27 Aralık 2024, Cuma Gazete Oksijen
Haber Giriş: 12.11.2024 00:00 | Son Güncelleme: 12.11.2024 00:04

Trump ticaret savaşına hazırlanıyor, ABD değişen Çin ile yüzleşiyor

ABD seçimlerinden zaferle çıkan ve Ocak ayında görevi Joe Biden'dan devralmaya hazırlanan Donald Trump'ın Çin ile ticaret savaşına gireceği sır değil. Ancak Çin, Trump'ın ilk başkanlığa geldiği yıllardaki halinden çok daha farklı bir yerde ve Trump'ı bekleyen bir dizi 'sürprizler' olabilir
Fotoğraf: Doug Mills / The New York Times
Fotoğraf: Doug Mills / The New York Times

Peter S. Goodman / The New York Times

Sekiz yıl önce göreve geldiği ilk günlerinde Donald Trump Oval Ofis'in yetkilerini kullanarak Çin ile bir ticaret savaşı başlatma sözü verdiğinde, öfkesinin hedefi dünyanın en büyük ihracatçı ülkesi Çin'di. Çin, dünya için vazgeçilmez bir fabrika cenneti ve mal ve hizmetler için hızla gelişen bir pazardı.

Trump Beyaz Saray'daki ikinci görevine hazırlanırken, Çin'den ithal edilen tüm mallara %60 ya da daha fazla ek gümrük vergisi uygulayarak Çin'le olan ticari düşmanlıklarını artıracak adımı atma sözü verdi. Çin ise 8 yıl öncesinden farklı bir yerde: Gayrimenkul yatırımlarının felaketle sonuçlanması, bankacılık sistemindeki hesaplanamaz kayıplar, yerel yönetim borç krizi, ekonomik büyümenin durması ve uzun vadeli durgunluğun potansiyel habercisi olan kronik düşük fiyatlar.

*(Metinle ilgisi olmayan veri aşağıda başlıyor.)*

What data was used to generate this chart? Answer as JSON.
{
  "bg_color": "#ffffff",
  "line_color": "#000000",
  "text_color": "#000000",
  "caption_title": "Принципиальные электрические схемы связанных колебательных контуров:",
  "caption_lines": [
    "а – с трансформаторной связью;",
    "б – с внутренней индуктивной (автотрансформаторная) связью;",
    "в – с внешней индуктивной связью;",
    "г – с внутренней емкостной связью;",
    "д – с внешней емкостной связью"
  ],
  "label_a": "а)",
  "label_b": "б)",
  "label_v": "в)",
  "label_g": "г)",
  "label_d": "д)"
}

İhracata bağımlı Çin'in zayıf karnı

Yurtiçinde servetlerin azalması Çinli şirketleri özellikle yurtdışındaki satışlara odaklandırdı. Bu da ülkeyi ihracat büyümesine yönelik herhangi bir tehdide karşı savunmasız hale getiriyor ki bu zayıflık, Trump yönetiminden Çin üzerinde beklenen baskıyı daha da arttıracak.

Cornell Üniversitesi'nde ticaret politikası profesörü olan ve daha önce Uluslararası Para Fonu'nda (IMF) Çin bölümünün başkanlığını yapan Eswar Prasad, “Güç dengesi kesinlikle ABD lehine değişti. Çin ekonomisi tam olarak sınırda değil ama bir süredir zorlanıyor” ifadelerini kullandı.

Ancak yaygın olarak paylaşılan bu değerlendirmenin altında yatan karmaşık faktörler, Çin'in yeni Trump yönetiminin alacağı önlemlere dayanma kabiliyetini güçlendirebilir.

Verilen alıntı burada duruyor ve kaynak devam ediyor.